Indeed, the disadvantages may far outweigh
any advantages gained. This idea, central as it is to Bahá'í economic thinking, can be found further explained in
The Prosperity of
Humankind.[10]
Here are some excerpts:
In a letter addressed to Queen Victoria over a century ago, and employing an analogy that points to the one model holding convincing promise for the organisation of a planetary society, Bahá'u'lláh compared the world to the human body. There is, indeed, no other model in phenomenal existence to which we can reasonably look. Human society is composed not of a mass of merely differentiated cells but of associations of individuals, each one of whom is endowed with intelligence and will
Since the body of humankind is one and indivisible, each member of the race is born into the world as a trust of the whole. This trusteeship constitutes the moral foundation of most of the other rights--principally economic and social--which the instruments of the United Nations are attempting similarly to define. The security of the family and the home, the ownership of property, and the right to privacy are all implied in such a trusteeship. The obligations on the part of the community extend to the provision of employment, mental and physical health care, social security, fair wages, rest and recreation, and a host of other reasonable expectations on the part of the individual members of society.

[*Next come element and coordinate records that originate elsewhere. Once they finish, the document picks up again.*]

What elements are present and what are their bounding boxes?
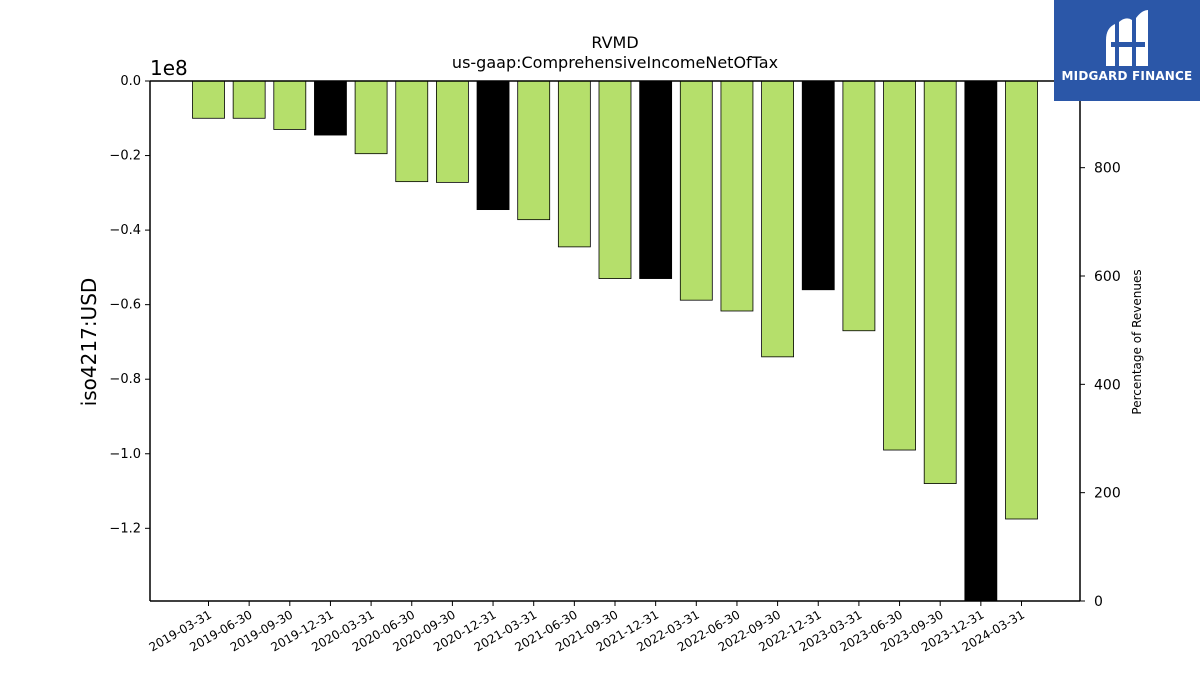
bar [720,80,754,312]
bar [842,80,876,332]
y-tick-label: −0.4 [109,223,141,238]
y-tick-label: −1.0 [109,447,141,462]
bar [354,80,388,155]
bar [801,80,835,291]
bar [435,80,469,183]
bars-group [192,80,1038,602]
y-tick-label: −0.2 [109,149,141,164]
y-tick-label: 0.0 [120,74,141,89]
y-tick-label: −0.8 [109,372,141,387]
y-tick-label: −1.2 [109,521,141,536]
bar [761,80,794,358]
bar [192,80,225,119]
bar [273,80,307,130]
right-y-tick-label: 200 [1094,486,1121,502]
logo-icon [1106,10,1148,66]
bar [923,80,957,484]
bar [557,80,591,248]
y-axis-label: iso4217:USD [77,278,101,407]
bar [476,80,510,211]
y-tick-label: −0.6 [109,298,141,313]
bar [639,80,673,279]
bar [314,80,347,136]
midgard-finance-logo: MIDGARD FINANCE [1054,0,1200,101]
bar [517,80,551,221]
bar [1005,80,1038,520]
chart-subtitle: us-gaap:ComprehensiveIncomeNetOfTax [452,53,778,72]
bar [964,80,998,602]
bar [598,80,632,279]
right-y-tick-label: 0 [1094,594,1103,610]
right-y-axis-label: Percentage of Revenues [1130,269,1144,414]
offset-text: 1e8 [150,56,188,80]
logo-text: MIDGARD FINANCE [1061,69,1193,83]
right-y-tick-label: 400 [1094,377,1121,393]
bar [679,80,713,301]
bar [883,80,916,451]
bar [232,80,266,119]
chart-title: RVMD [591,33,638,52]
right-y-tick-label: 600 [1094,269,1121,285]
right-y-tick-label: 800 [1094,161,1121,177]
bar [395,80,429,183]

The principle of collective trusteeship creates also the right of every person to expect that those cultural conditions essential to his or her identity enjoy the protection of national and international law. Much like the role played by the gene pool in the biological life of humankind and its environment, the immense wealth of cultural diversity achieved over thousands of years is vital to the social and economic development of a human race experiencing its collective coming-of-age. It represents a heritage that must be permitted to bear its fruit in a global civilization. On the one hand, cultural expressions need to be protected from suffocation by the materialistic influences currently holding sway. On the other, cultures must be enabled to interact with one another in ever-changing patterns of civilization, free of manipulation for partisan political ends.
Today, in an era most of whose pressing problems are global in nature, persistence in the idea that power means advantage for various segments of the human family is profoundly mistaken in theory and of no practical service to the social and economic development of the planet.
The analogy of the human body with the body of humankind can also be found in Gandhi's writings. Writing about the inequalities of wealth generated in capitalism, Gandhi explains:
the beneficialness of the inequality depends first, on the methods by which it was accomplished and secondly, on the purposes to which it is applied. Inequalities of wealth, unjustly established, have assuredly injured the nation in which they exist during their establishment; and unjustly directed, injure it yet more during their existence. But inequalities of wealth, justly established, benefit the nation in the course of their establishment; and nobly used, aid it yet more by their existence.
Thus the circulation of wealth in a nation resembles that of the blood in the natural body. There is one quickness of the current which comes of cheerful emotion or wholesome exercise; and another which comes of shame or fever. There is a flush of the body which is full of warmth and life; and another which will pass into putrefaction.
Again even as the diseased local determination of the blood involves depression of the general health of the system, all morbid local action of riches will be found ultimately to involve a weakening of the resources of the body politic.[11]